Recently, as a result of my current research project —an edition and translation of al-Maqrizi’s fifteenth-century chronicle al-Suluk for the Ayyubid period (1171-1193) — I have been pondering issues related to Optical Character Recognition (OCR). Part of my work involves investigating from where al-Maqrizi took the material that he recycled (or plagiarized, if we’re being wholly accurate) for his chronicle. This, in itself, is a comparatively easy process: the computer can compare a PDF of the edition to vast chunks of texts scraped from the web. This is something that the computer can perform without too much difficulty, as the large size of text-chunks means that it can find them fairly easily. (Here, I must thank Sarah Savant of the Kitab project for her help with this).

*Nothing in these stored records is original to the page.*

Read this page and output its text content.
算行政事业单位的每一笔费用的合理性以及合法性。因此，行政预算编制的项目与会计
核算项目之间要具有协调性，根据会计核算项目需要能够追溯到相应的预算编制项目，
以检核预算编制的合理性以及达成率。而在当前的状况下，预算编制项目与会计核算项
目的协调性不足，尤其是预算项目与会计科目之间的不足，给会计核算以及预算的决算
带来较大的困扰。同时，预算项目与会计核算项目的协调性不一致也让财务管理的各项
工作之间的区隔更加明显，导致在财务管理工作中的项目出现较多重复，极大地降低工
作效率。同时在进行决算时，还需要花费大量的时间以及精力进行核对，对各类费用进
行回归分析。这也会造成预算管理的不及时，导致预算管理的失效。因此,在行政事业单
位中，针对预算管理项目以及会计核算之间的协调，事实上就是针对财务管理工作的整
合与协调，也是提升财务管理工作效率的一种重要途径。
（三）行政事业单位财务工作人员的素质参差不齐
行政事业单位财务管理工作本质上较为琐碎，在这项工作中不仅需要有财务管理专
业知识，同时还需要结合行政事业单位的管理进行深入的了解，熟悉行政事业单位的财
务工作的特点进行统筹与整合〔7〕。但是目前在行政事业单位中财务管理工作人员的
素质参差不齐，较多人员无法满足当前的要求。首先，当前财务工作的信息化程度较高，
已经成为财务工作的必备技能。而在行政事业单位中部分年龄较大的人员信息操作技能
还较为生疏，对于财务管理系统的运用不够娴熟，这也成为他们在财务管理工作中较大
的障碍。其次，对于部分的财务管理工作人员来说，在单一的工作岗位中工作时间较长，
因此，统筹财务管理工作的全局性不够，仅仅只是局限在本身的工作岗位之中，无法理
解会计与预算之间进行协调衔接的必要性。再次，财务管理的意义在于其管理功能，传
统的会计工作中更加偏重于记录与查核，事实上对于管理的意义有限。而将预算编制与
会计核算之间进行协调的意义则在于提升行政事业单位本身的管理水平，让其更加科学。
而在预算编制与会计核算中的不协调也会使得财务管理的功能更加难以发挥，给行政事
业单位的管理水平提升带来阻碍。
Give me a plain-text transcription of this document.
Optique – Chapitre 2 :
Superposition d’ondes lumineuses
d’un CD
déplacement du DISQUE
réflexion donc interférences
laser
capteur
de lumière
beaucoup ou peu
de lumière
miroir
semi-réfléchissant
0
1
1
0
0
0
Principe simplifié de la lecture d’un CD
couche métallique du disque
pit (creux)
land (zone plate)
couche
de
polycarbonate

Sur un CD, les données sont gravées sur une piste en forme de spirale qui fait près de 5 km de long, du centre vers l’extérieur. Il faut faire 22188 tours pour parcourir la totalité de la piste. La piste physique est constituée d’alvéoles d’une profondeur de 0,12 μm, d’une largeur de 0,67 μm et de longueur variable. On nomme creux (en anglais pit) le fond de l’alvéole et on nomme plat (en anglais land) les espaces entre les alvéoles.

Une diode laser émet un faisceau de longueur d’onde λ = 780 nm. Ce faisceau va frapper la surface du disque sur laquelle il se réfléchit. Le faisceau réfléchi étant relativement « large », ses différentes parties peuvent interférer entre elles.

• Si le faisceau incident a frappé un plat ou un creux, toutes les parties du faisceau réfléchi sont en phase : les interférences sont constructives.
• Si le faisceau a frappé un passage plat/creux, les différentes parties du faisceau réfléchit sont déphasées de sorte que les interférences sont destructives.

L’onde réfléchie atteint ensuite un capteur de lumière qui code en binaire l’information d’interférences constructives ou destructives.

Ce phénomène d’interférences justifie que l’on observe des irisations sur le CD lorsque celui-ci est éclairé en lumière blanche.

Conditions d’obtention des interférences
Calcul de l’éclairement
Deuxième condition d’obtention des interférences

Yet, an important question that remains for me relates to the extent to which OCR can be relied upon to locate smaller items of text, such as single words. If I wanted to locate all the examples of an individual word within a lengthy Arabic text whose only form was a photograph of a comparatively old printed edition, how easy would that be? Used to find single words or short phrases, OCR operates rather like an index in a book. It can hugely enhance the ability of the researcher to investigate the text in question if it is reliable; if not, it can actually prove a hindrance and risk producing results that are not just inaccurate but also misleading.
Being a script that is printed in a rather cursive form, Arabic in particular, along with similar scripts such as Persian, has several OCR-related issues to consider. One of these is the different shapes of the letters, depending on whether it is at the start, in the middle, or at the end of a word. That, however, has a fairly easy solution; train the computer to see each form as a different version of the same letter, much as humans do.
Another issue is related to Arabic’s root system. Let us imagine that one was researching a particular topic, such as the perennially popular issue of jihad. To investigate it properly one would not only have to search for all examples of that specific word (in Arabic: جهاد) across a corpus but also all related terms, i.e. all instances in which the radicals د-ه-ج appear, in that order. Thus, all forms of the base verb جهد would have to be included, as would all forms related to the noun and all adjectival forms.
In this particular case, there would appear to be a simple solution: make the software search for any words in which the base radicals appear in that order, no matter what other letters may appear within the same word. This would solve the problem with the term jihad, but a larger issue becomes apparent when searching for words whose radicals are letters that also appear regularly prefixes or suffixes, such as mim, ta, kaf, and nun. In such circumstances, the software could pick out a large amount of irrelevant material.
Yet there is another, larger issue, and one that is not unique to Arabic script: the accuracy of the OCR software. Looking at statements from both publishers’ marketing departments and software developers it can often seem as if OCR accuracy is essentially a binary issue: either the OCR software works or it does not. This may be the case for scripts originally developed on computers, via Word documents or likewise, but it is not the case for material that originates from before the digital age, and which has been digitized subsequently through photography. For this material, the OCR can be very hit-and-miss, depending on a variety of factors, including the clarity of the original script (something particularly acute when dealing with manuscripts), quality of the photographs, and consistency of Arabic letter shapes across multiple sources (particularly the case with letters that can be printed in various ways, such as mim and ha).
To put into perspective the issues involved, several years ago I was working at a publisher to develop an Arabic-language OCR tool in liaison with a company based in Egypt. This took a considerable amount of development and was extremely tricky, but the most revealing aspect was the discussions within the publisher at the time, particularly as to the acceptable accuracy level of the OCR software. At one point, it was suggested that 40% could be. In the end, it was deemed insufficient, and 70% was the eventual target accuracy. Whether or not the publisher ever reached that target is something I do not know because I left in the middle of the investigation, but, even if it did, 70% accuracy means that 30% of the time the OCR would be missing the keywords being searched for. If, for example, a book index missed the information 30% of the time I would consider it of little use for scholarly research, and yet OCR is used by many scholars without an assessment of the efficacy.
What can be done? I think that firstly, there should be much more clarity from both developers and scholars as to the accuracy, or lack thereof, of the OCR being used within a software program or a specific project today. What to do about it in terms of software development, though, is a bigger question. Because of the multiple issues that are encountered across a corpus of texts it is not something that will prove tricky to solve, and I have not seen anything to make me believe improvements will be made in the near future.
Perhaps the solution to this lies in machine learning. At this point, though, I will end this post because machine learning is a software development issue beyond me. Pondering this particular problem, though, has left me rather concerned as to the scholarliness of any research based on mass OCR-captured data and where it can – and cannot – take us.